Эта пожилая пара дважды в неделю поднималась по лестнице заведения Мадам Линь — пышущий энергией Кузнец и его одышливая женушка. Они всегда говорили между собой так, словно им было плевать, услышит ли их кто-нибудь посторонний. После первой поблажки, когда жена позволила Туну поразвлечься с симпатичной девицей в самый обычный день, он стал всякий раз пытаться заполучить девку покрасивее. Стоя на лестничной площадке, он жалостно умолял жену, как ребенок, выпрашивающий игрушку:
— Дорогая, выбери мне первосортную.
Но жена Кузнеца, напустив на себя вид настоящего председателя совета директоров, отвечала:
— Нет уж. Сегодня не Новый год. И вообще не праздник.
Кузнец лепетал голосом подчиненного:
— Сегодня дебиторская задолженность поступила на наш счет.
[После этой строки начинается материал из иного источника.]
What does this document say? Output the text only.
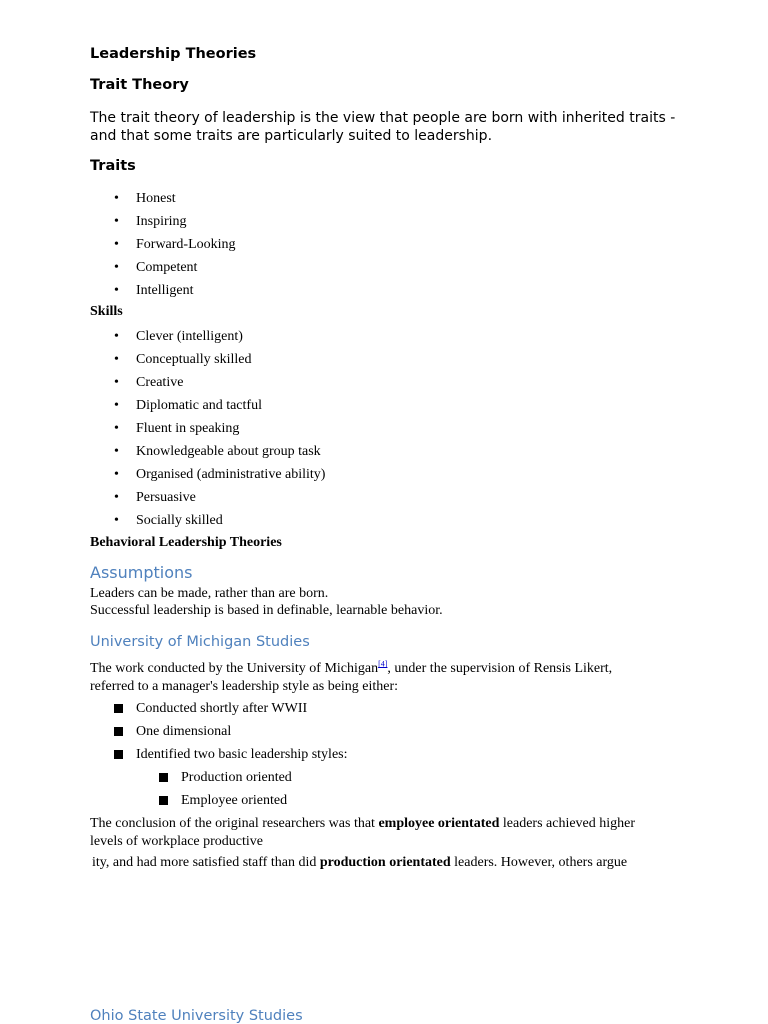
Leadership Theories
Trait Theory
The trait theory of leadership is the view that people are born with inherited traits -
and that some traits are particularly suited to leadership.
Traits
•
Honest
•
Inspiring
•
Forward-Looking
•
Competent
•
Intelligent
Skills
•
Clever (intelligent)
•
Conceptually skilled
•
Creative
•
Diplomatic and tactful
•
Fluent in speaking
•
Knowledgeable about group task
•
Organised (administrative ability)
•
Persuasive
•
Socially skilled
Behavioral Leadership Theories
Assumptions
Leaders can be made, rather than are born.
Successful leadership is based in definable, learnable behavior.
University of Michigan Studies
The work conducted by the University of Michigan[4], under the supervision of Rensis Likert,
referred to a manager's leadership style as being either:
Conducted shortly after WWII
One dimensional
Identified two basic leadership styles:
Production oriented
Employee oriented
The conclusion of the original researchers was that employee orientated leaders achieved higher
levels of workplace productive
ity, and had more satisfied staff than did production orientated leaders. However, others argue
Ohio State University Studies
И жена кивала ему с довольной улыбкой:
— Ладно уж, возьмем девку получше.
Все девицы в борделе терпеть не могли Кузнеца Туна. Они говорили, что он им уже поперек горла стоит: как в постель залезет, так неизвестно, когда из нее вылезет. Даром что Кузнец был уже седобородым старцем — в постели он скакал, как двадцатилетний мальчишка, зато чаевых оставлял меньше всех. К тому же он всякий раз приходил в компании своей худосочной жены, которая норовила сбить названную цену. Девки торговались с ней до потери пульса, скрежеща зубами. Весь этот торг занимал больше часа. Истощенная жена Кузнеца после нескольких минут разговора вынуждена была останавливаться на передышку и, сделав глоток воды, продолжала гнуть свое. Девки говорили, что обслужить одного Кузнеца тяжелее, чем четырех здоровых мужиков, а денег с него получается кот наплакал, еще и со скидкой. Никто не хотел заниматься с Кузнецом, однако ж он был в Лючжэни большим человеком и VIP-клиентом Мадам Линь, и девки не могли выставить его за дверь. Когда Кузнец со своей женушкой клали глаз на какую-нибудь из них, она с кривой усмешкой выдавливала из себя:
— Ох, смерть моя, опять придется изображать Лэй Фэна*.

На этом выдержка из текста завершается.